Writing In-Product Surveys

Tips for creating custom in-product surveys

While most basic survey best practices are consistent no matter how you field a survey, in-product studies are a unique case for which some additional rules apply.

Unlike typical surveys, in which users respond at their convenience, an in-product study asks users to stop what they are doing and pay attention to something else. For this reason, your primary goal when crafting an in-product study, aside from getting your key questions answered, is to make it easier for your users to take your study than to dismiss it.

Following the guidelines below will help you achieve this goal, and in turn, you will maximize your response rate, minimize disruption to your users, and obtain high-quality data for your critical business questions.

Make it easy to understand

The first step in making your study easy to take is making sure your questions (especially the first one) are easy to read and instantly understandable. If it is difficult to interpret or overly wordy, visitors are likely to dismiss it and move on. Aim for a third-grade reading level, although sometimes achieving this is harder than it seems. At Sprig, we like to run our study questions through the Hemingway app to get a gauge on the difficulty and adjust as needed before launching a new study.

2024

Make it easy to answer

In addition to being able to quickly understand your question, it's critical to make questions easy to answer. This means minimizing the usage of high-effort questions--particularly as the first question in your study.

High effort questions include:

  • Open ends, which require users to construct a thoughtful response.
  • Sensitive questions, such as personal or financial information, that some users may feel uncomfortable answering.
  • Questions that ask users to imagine a scenario that may not apply to them.

Now, it's worth noting it is suggested to minimize high-effort questions, not eliminate them. Open ends, for example, provide exceptionally valuable insight and we absolutely recommend using them where appropriate. However, it's important to be thoughtful about how many to include in your study and when to surface them, as open-ended questions typically receive lower response rates than closed questions.

In particular, it's best not to start your study with an open-ended question. While it's certainly possible to do so and still obtain responses, it's often more effective to lead with a simple rating scale or multiple-choice question that requires minimal effort and gets your foot in the door. Users are then more likely to feel committed and follow through on your second question, even if it's an open end. The same approach would apply to other high-effort questions, such as sensitive questions.

Make it Relevant

When conducting in-product study, it's important to ask the right question at the right time. That means asking questions that are relevant to what users are doing at their stage of the journey, or on the specific page URL where you're reaching them. For example, you should try to avoid asking users who have been active for months about their onboarding experience or asking users on an account settings page how they feel about your search experience. Instead, questions about onboarding should ideally be targeted to users who are currently in the onboarding process or have just completed it. And if you're interested in the search experience, the best place to target users is on the search results page.
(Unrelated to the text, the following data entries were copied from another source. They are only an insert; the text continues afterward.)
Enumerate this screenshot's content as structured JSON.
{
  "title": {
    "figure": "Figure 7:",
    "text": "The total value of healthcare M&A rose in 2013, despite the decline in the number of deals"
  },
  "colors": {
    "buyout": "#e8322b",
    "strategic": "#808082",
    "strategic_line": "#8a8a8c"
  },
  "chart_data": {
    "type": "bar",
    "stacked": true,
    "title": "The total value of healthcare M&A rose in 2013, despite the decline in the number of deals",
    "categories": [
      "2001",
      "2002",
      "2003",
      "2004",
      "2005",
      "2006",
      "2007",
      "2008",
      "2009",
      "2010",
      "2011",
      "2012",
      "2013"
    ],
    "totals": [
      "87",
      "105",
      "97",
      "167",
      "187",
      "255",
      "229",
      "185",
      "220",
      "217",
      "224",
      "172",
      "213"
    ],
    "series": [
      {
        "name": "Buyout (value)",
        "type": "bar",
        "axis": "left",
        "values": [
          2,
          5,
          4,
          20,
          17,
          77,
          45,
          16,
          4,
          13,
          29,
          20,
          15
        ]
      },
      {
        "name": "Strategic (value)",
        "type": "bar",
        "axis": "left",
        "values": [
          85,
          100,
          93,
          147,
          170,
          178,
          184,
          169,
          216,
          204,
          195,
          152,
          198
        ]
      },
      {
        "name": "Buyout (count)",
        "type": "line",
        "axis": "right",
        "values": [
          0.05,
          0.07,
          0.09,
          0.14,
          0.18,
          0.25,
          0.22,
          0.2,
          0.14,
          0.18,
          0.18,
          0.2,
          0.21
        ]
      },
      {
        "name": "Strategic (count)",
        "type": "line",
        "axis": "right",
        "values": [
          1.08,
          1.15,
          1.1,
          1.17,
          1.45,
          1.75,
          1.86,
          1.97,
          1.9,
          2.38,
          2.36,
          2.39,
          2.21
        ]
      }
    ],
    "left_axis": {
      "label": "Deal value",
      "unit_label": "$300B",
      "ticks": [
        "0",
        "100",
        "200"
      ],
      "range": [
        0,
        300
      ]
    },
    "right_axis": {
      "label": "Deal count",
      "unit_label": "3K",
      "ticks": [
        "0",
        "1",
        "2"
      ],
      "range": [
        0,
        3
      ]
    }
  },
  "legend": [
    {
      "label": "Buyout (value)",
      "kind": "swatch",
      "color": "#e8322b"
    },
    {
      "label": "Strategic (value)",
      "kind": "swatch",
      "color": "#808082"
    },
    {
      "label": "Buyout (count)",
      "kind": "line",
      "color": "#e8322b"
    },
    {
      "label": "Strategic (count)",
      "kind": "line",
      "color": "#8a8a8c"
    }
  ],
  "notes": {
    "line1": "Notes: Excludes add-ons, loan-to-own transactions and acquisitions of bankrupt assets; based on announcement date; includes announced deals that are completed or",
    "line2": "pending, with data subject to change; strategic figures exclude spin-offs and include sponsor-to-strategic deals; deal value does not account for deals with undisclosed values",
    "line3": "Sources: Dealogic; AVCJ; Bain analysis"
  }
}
Ask your most important questions first

For in-product survey, it’s crucial to get the information you want the most right away, in the first 1-2 questions. This is because, generally speaking, response rates decline with each additional question, and this is particularly true for open-ended questions. It's often better to launch 2 separate, shorter studies than one longer study with critical questions at the end. They will receive less notice and have a substantially lower rate of response.

Keep it short

The response rate declines for each additional question you ask, so choose your questions wisely. While you can include up to 5 questions in your studies, we recommend no more than 3 questions for in-product studies. If you need to ask individual users more than 3 questions, it's probably better suited to a traditional survey.